First off, any decision to “end austerity” — meaning consolidation of the public finances — would be arbitrary in its timing.
Net borrowing adjusted for the economic cycle has fallen substantially since 2010, but it still stands at around two per cent of GDP — a level which would probably keep the debt‐to‐GDP ratio constant given economic growth, but would certainly not see debt fall back towards its historic norms.
UK government debt is still extraordinarily high. In the event of another major recession, it would jump to truly unprecedented levels for peacetime.
Worse, the longer‐term public finance challenge associated with an ageing population looms just around the corner. On unchanged policies, the OBR forecasts that public sector net debt will rocket from around 85 per cent of GDP today to 380 per cent over the next 50 years.
This is unsustainable, and so won’t happen. Instead, the demands on healthcare and pension spending associated with changing demographics will require some combination of higher taxes or cuts to the spending baseline.
Any claim by politicians today that austerity is over is therefore either dishonest or misinformed.
What then of Hammond’s two “dividends”?
Once a deal is agreed, the UK should indeed see some bounce‐back growth, as uncertainty is lifted and businesses begin making new investments in the knowledge of the new arrangements. But this rebound growth from more certainty would be temporary.

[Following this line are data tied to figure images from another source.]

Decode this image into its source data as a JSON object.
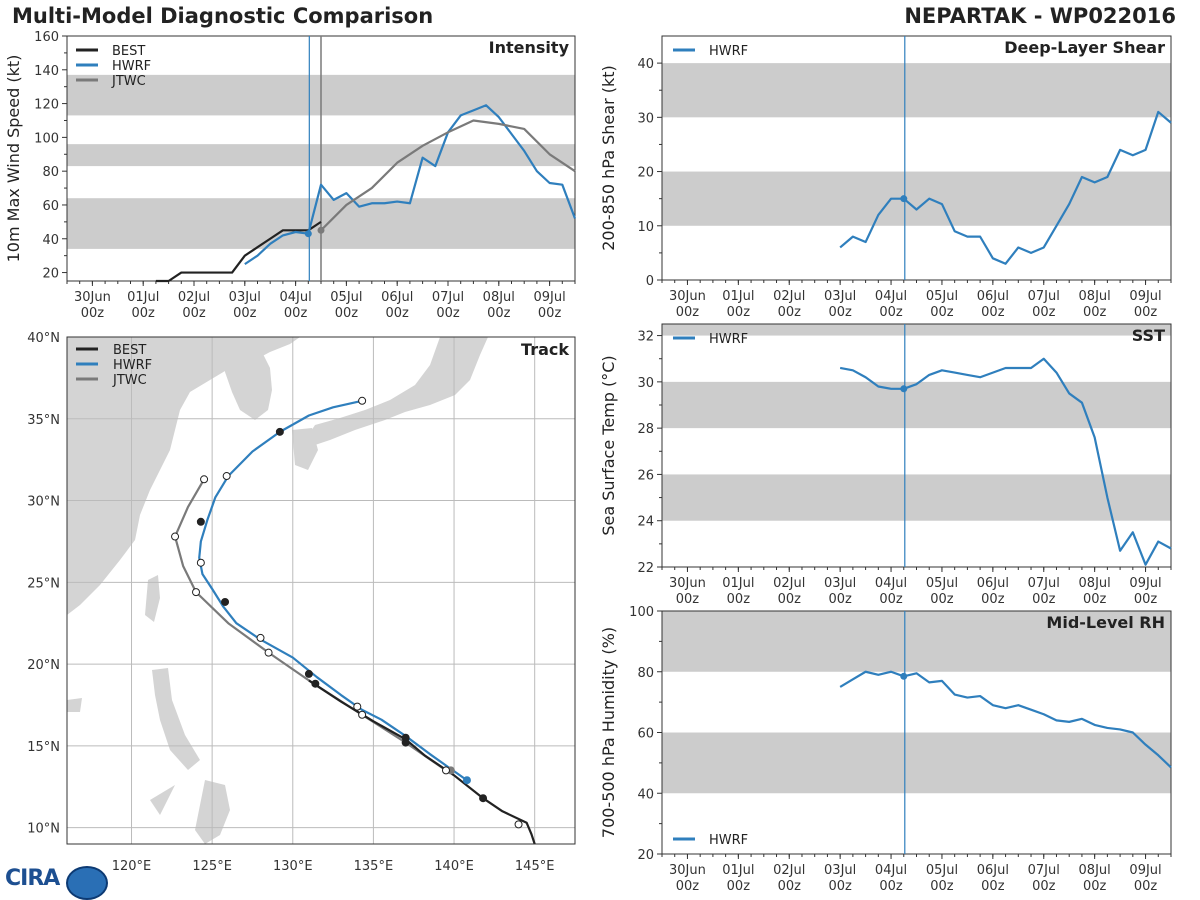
{
  "header": {
    "title": "Multi-Model Diagnostic Comparison",
    "storm": "NEPARTAK - WP022016"
  },
  "logo_text": "CIRA",
  "colors": {
    "best": "#222222",
    "hwrf": "#2f7fbd",
    "jtwc": "#7a7a7a",
    "band": "#cccccc",
    "land": "#d4d4d4",
    "grid": "#bbbbbb"
  },
  "time_axis": {
    "start_day": 29.5,
    "end_day": 39.5,
    "ticks": [
      {
        "day": 30,
        "l1": "30Jun",
        "l2": "00z"
      },
      {
        "day": 31,
        "l1": "01Jul",
        "l2": "00z"
      },
      {
        "day": 32,
        "l1": "02Jul",
        "l2": "00z"
      },
      {
        "day": 33,
        "l1": "03Jul",
        "l2": "00z"
      },
      {
        "day": 34,
        "l1": "04Jul",
        "l2": "00z"
      },
      {
        "day": 35,
        "l1": "05Jul",
        "l2": "00z"
      },
      {
        "day": 36,
        "l1": "06Jul",
        "l2": "00z"
      },
      {
        "day": 37,
        "l1": "07Jul",
        "l2": "00z"
      },
      {
        "day": 38,
        "l1": "08Jul",
        "l2": "00z"
      },
      {
        "day": 39,
        "l1": "09Jul",
        "l2": "00z"
      }
    ],
    "current_day": 34.27,
    "jtwc_day": 34.5
  },
  "chart_data": [
    {
      "type": "line",
      "panel": "intensity",
      "title": "Intensity",
      "ylabel": "10m Max Wind Speed (kt)",
      "ylim": [
        15,
        160
      ],
      "yticks": [
        20,
        40,
        60,
        80,
        100,
        120,
        140,
        160
      ],
      "bands": [
        [
          34,
          64
        ],
        [
          83,
          96
        ],
        [
          113,
          137
        ]
      ],
      "legend": [
        "BEST",
        "HWRF",
        "JTWC"
      ],
      "series": [
        {
          "name": "BEST",
          "x": [
            31.25,
            31.5,
            31.75,
            32.0,
            32.25,
            32.5,
            32.75,
            33.0,
            33.25,
            33.5,
            33.75,
            34.0,
            34.25,
            34.5
          ],
          "y": [
            15,
            15,
            20,
            20,
            20,
            20,
            20,
            30,
            35,
            40,
            45,
            45,
            45,
            50
          ]
        },
        {
          "name": "HWRF",
          "x": [
            33.0,
            33.25,
            33.5,
            33.75,
            34.0,
            34.25,
            34.5,
            34.75,
            35.0,
            35.25,
            35.5,
            35.75,
            36.0,
            36.25,
            36.5,
            36.75,
            37.0,
            37.25,
            37.5,
            37.75,
            38.0,
            38.25,
            38.5,
            38.75,
            39.0,
            39.25,
            39.5
          ],
          "y": [
            25,
            30,
            37,
            42,
            44,
            43,
            72,
            63,
            67,
            59,
            61,
            61,
            62,
            61,
            88,
            83,
            103,
            113,
            116,
            119,
            112,
            102,
            92,
            80,
            73,
            72,
            52
          ]
        },
        {
          "name": "JTWC",
          "x": [
            34.5,
            35.0,
            35.5,
            36.0,
            36.5,
            37.0,
            37.5,
            38.0,
            38.5,
            39.0,
            39.5
          ],
          "y": [
            45,
            60,
            70,
            85,
            95,
            103,
            110,
            108,
            105,
            90,
            80
          ]
        }
      ]
    },
    {
      "type": "line",
      "panel": "shear",
      "title": "Deep-Layer Shear",
      "ylabel": "200-850 hPa Shear (kt)",
      "ylim": [
        0,
        45
      ],
      "yticks": [
        0,
        10,
        20,
        30,
        40
      ],
      "bands": [
        [
          10,
          20
        ],
        [
          30,
          40
        ]
      ],
      "legend": [
        "HWRF"
      ],
      "series": [
        {
          "name": "HWRF",
          "x": [
            33.0,
            33.25,
            33.5,
            33.75,
            34.0,
            34.25,
            34.5,
            34.75,
            35.0,
            35.25,
            35.5,
            35.75,
            36.0,
            36.25,
            36.5,
            36.75,
            37.0,
            37.25,
            37.5,
            37.75,
            38.0,
            38.25,
            38.5,
            38.75,
            39.0,
            39.25,
            39.5
          ],
          "y": [
            6,
            8,
            7,
            12,
            15,
            15,
            13,
            15,
            14,
            9,
            8,
            8,
            4,
            3,
            6,
            5,
            6,
            10,
            14,
            19,
            18,
            19,
            24,
            23,
            24,
            31,
            29
          ]
        }
      ]
    },
    {
      "type": "line",
      "panel": "sst",
      "title": "SST",
      "ylabel": "Sea Surface Temp (°C)",
      "ylim": [
        22,
        32.5
      ],
      "yticks": [
        22,
        24,
        26,
        28,
        30,
        32
      ],
      "bands": [
        [
          24,
          26
        ],
        [
          28,
          30
        ],
        [
          32,
          32.5
        ]
      ],
      "legend": [
        "HWRF"
      ],
      "series": [
        {
          "name": "HWRF",
          "x": [
            33.0,
            33.25,
            33.5,
            33.75,
            34.0,
            34.25,
            34.5,
            34.75,
            35.0,
            35.25,
            35.5,
            35.75,
            36.0,
            36.25,
            36.5,
            36.75,
            37.0,
            37.25,
            37.5,
            37.75,
            38.0,
            38.25,
            38.5,
            38.75,
            39.0,
            39.25,
            39.5
          ],
          "y": [
            30.6,
            30.5,
            30.2,
            29.8,
            29.7,
            29.7,
            29.9,
            30.3,
            30.5,
            30.4,
            30.3,
            30.2,
            30.4,
            30.6,
            30.6,
            30.6,
            31.0,
            30.4,
            29.5,
            29.1,
            27.6,
            25.0,
            22.7,
            23.5,
            22.1,
            23.1,
            22.8
          ]
        }
      ]
    },
    {
      "type": "line",
      "panel": "rh",
      "title": "Mid-Level RH",
      "ylabel": "700-500 hPa Humidity (%)",
      "ylim": [
        20,
        100
      ],
      "yticks": [
        20,
        40,
        60,
        80,
        100
      ],
      "bands": [
        [
          40,
          60
        ],
        [
          80,
          100
        ]
      ],
      "legend": [
        "HWRF"
      ],
      "series": [
        {
          "name": "HWRF",
          "x": [
            33.0,
            33.25,
            33.5,
            33.75,
            34.0,
            34.25,
            34.5,
            34.75,
            35.0,
            35.25,
            35.5,
            35.75,
            36.0,
            36.25,
            36.5,
            36.75,
            37.0,
            37.25,
            37.5,
            37.75,
            38.0,
            38.25,
            38.5,
            38.75,
            39.0,
            39.25,
            39.5
          ],
          "y": [
            75,
            77.5,
            80,
            79,
            80,
            78.5,
            79.5,
            76.5,
            77,
            72.5,
            71.5,
            72,
            69,
            68,
            69,
            67.5,
            66,
            64,
            63.5,
            64.5,
            62.5,
            61.5,
            61,
            60,
            56,
            52.5,
            48.5
          ]
        }
      ]
    },
    {
      "type": "scatter",
      "panel": "track",
      "title": "Track",
      "xlim": [
        116,
        147.5
      ],
      "ylim": [
        9,
        40
      ],
      "xticks": [
        {
          "v": 120,
          "label": "120°E"
        },
        {
          "v": 125,
          "label": "125°E"
        },
        {
          "v": 130,
          "label": "130°E"
        },
        {
          "v": 135,
          "label": "135°E"
        },
        {
          "v": 140,
          "label": "140°E"
        },
        {
          "v": 145,
          "label": "145°E"
        }
      ],
      "yticks": [
        {
          "v": 10,
          "label": "10°N"
        },
        {
          "v": 15,
          "label": "15°N"
        },
        {
          "v": 20,
          "label": "20°N"
        },
        {
          "v": 25,
          "label": "25°N"
        },
        {
          "v": 30,
          "label": "30°N"
        },
        {
          "v": 35,
          "label": "35°N"
        },
        {
          "v": 40,
          "label": "40°N"
        }
      ],
      "legend": [
        "BEST",
        "HWRF",
        "JTWC"
      ],
      "series": [
        {
          "name": "BEST",
          "lon": [
            145.0,
            144.8,
            144.5,
            143.0,
            141.8,
            140.0,
            138.2,
            137.0,
            135.0,
            133.0,
            131.3,
            131.0
          ],
          "lat": [
            9.0,
            9.6,
            10.3,
            11.0,
            11.8,
            13.2,
            14.4,
            15.4,
            16.5,
            17.7,
            18.8,
            19.0
          ],
          "markers": [
            {
              "lon": 141.8,
              "lat": 11.8,
              "fill": "filled"
            },
            {
              "lon": 137.0,
              "lat": 15.5,
              "fill": "filled"
            },
            {
              "lon": 131.0,
              "lat": 19.4,
              "fill": "filled"
            },
            {
              "lon": 131.4,
              "lat": 18.8,
              "fill": "filled"
            },
            {
              "lon": 137.0,
              "lat": 15.2,
              "fill": "filled"
            },
            {
              "lon": 144.0,
              "lat": 10.2,
              "fill": "open"
            }
          ]
        },
        {
          "name": "HWRF",
          "lon": [
            140.8,
            139.5,
            138.5,
            137.0,
            135.5,
            134.3,
            133.0,
            131.5,
            130.0,
            128.0,
            126.5,
            125.7,
            125.0,
            124.4,
            124.2,
            124.3,
            124.7,
            125.2,
            126.0,
            127.5,
            129.2,
            131.0,
            132.5,
            134.3
          ],
          "lat": [
            12.9,
            13.8,
            14.5,
            15.6,
            16.6,
            17.2,
            18.1,
            19.2,
            20.4,
            21.5,
            22.5,
            23.5,
            24.6,
            25.5,
            26.5,
            27.5,
            28.8,
            30.2,
            31.5,
            33.0,
            34.2,
            35.2,
            35.7,
            36.1
          ],
          "markers": [
            {
              "lon": 140.8,
              "lat": 12.9,
              "fill": "blue"
            },
            {
              "lon": 125.8,
              "lat": 23.8,
              "fill": "filled"
            },
            {
              "lon": 124.3,
              "lat": 28.7,
              "fill": "filled"
            },
            {
              "lon": 129.2,
              "lat": 34.2,
              "fill": "filled"
            },
            {
              "lon": 124.3,
              "lat": 26.2,
              "fill": "open"
            },
            {
              "lon": 128.0,
              "lat": 21.6,
              "fill": "open"
            },
            {
              "lon": 134.0,
              "lat": 17.4,
              "fill": "open"
            },
            {
              "lon": 125.9,
              "lat": 31.5,
              "fill": "open"
            },
            {
              "lon": 134.3,
              "lat": 36.1,
              "fill": "open"
            }
          ]
        },
        {
          "name": "JTWC",
          "lon": [
            139.8,
            139.5,
            137.0,
            134.3,
            131.3,
            128.5,
            126.0,
            124.0,
            123.2,
            122.7,
            123.5,
            124.5
          ],
          "lat": [
            13.5,
            13.5,
            15.2,
            16.9,
            18.8,
            20.7,
            22.5,
            24.4,
            26.0,
            27.8,
            29.6,
            31.3
          ],
          "markers": [
            {
              "lon": 139.8,
              "lat": 13.5,
              "fill": "gray"
            },
            {
              "lon": 139.5,
              "lat": 13.5,
              "fill": "open"
            },
            {
              "lon": 134.3,
              "lat": 16.9,
              "fill": "open"
            },
            {
              "lon": 128.5,
              "lat": 20.7,
              "fill": "open"
            },
            {
              "lon": 124.0,
              "lat": 24.4,
              "fill": "open"
            },
            {
              "lon": 122.7,
              "lat": 27.8,
              "fill": "open"
            },
            {
              "lon": 124.5,
              "lat": 31.3,
              "fill": "open"
            }
          ]
        }
      ]
    }
  ]
}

Though it might improve near‐term growth forecasts, it would not represent a structural improvement in the public finances, and so cannot be used to justify new permanent spending.
The only mechanism through which a Brexit deal could theoretically improve the UK public finances permanently is if raises the long‐term GDP potential of the economy. So we return to the classic debate about the long‐term effects of Brexit, and the assumptions underpinning different models.
The Treasury view has long been that a no‐deal scenario will be meaningfully worse than an ordinary free trade agreement. The leaked Cross Whitehall Briefing suggested a 7.7 per cent long‐term hit to GDP with no deal (under WTO rules), and a 4.8 per cent contraction under a Canada‐plus deal relative to EU membership.
The government has failed to release the detailed analysis and assumptions of this work, despite over 60 MPs demanding that it does so just last weekend.
Crucially, though, few believe that the UK will have no trade deal with the EU in the long term. Most Brexiteers want a Canada‐style free trade agreement — something EU negotiators have stated is on the table, provided that solutions to the Irish border question can be agreed.
It is incredible to suggest that Chequers will deliver some fiscal bonanza through higher growth above and beyond what an extensive free trade agreement would deliver.
For this particular chancellor to hang so much on small changes to growth forecasts is especially galling.
Hammond has suggested in the past that Britain’s main economic problems are homegrown, and little to do with EU policy.
Yet faced with sustained low potential growth rates, he has done virtually nothing to try to improve prospects through tax reform, land‐use planning reform, or other serious deregulatory measures.
Appealing to MPs to support Chequers to “end austerity” therefore rings hollow.
Britain’s long‐term fiscal challenge remains daunting. Minor changes to long‐term growth brought about by differences between Chequers and a Canada‐plus agreement do little to change that. And using a temporary growth bounceback to justify permanent spending is irresponsible.
The government might have decided that it wants to open the spending taps. It should not pretend that this is conditional on May’s desired form of Brexit.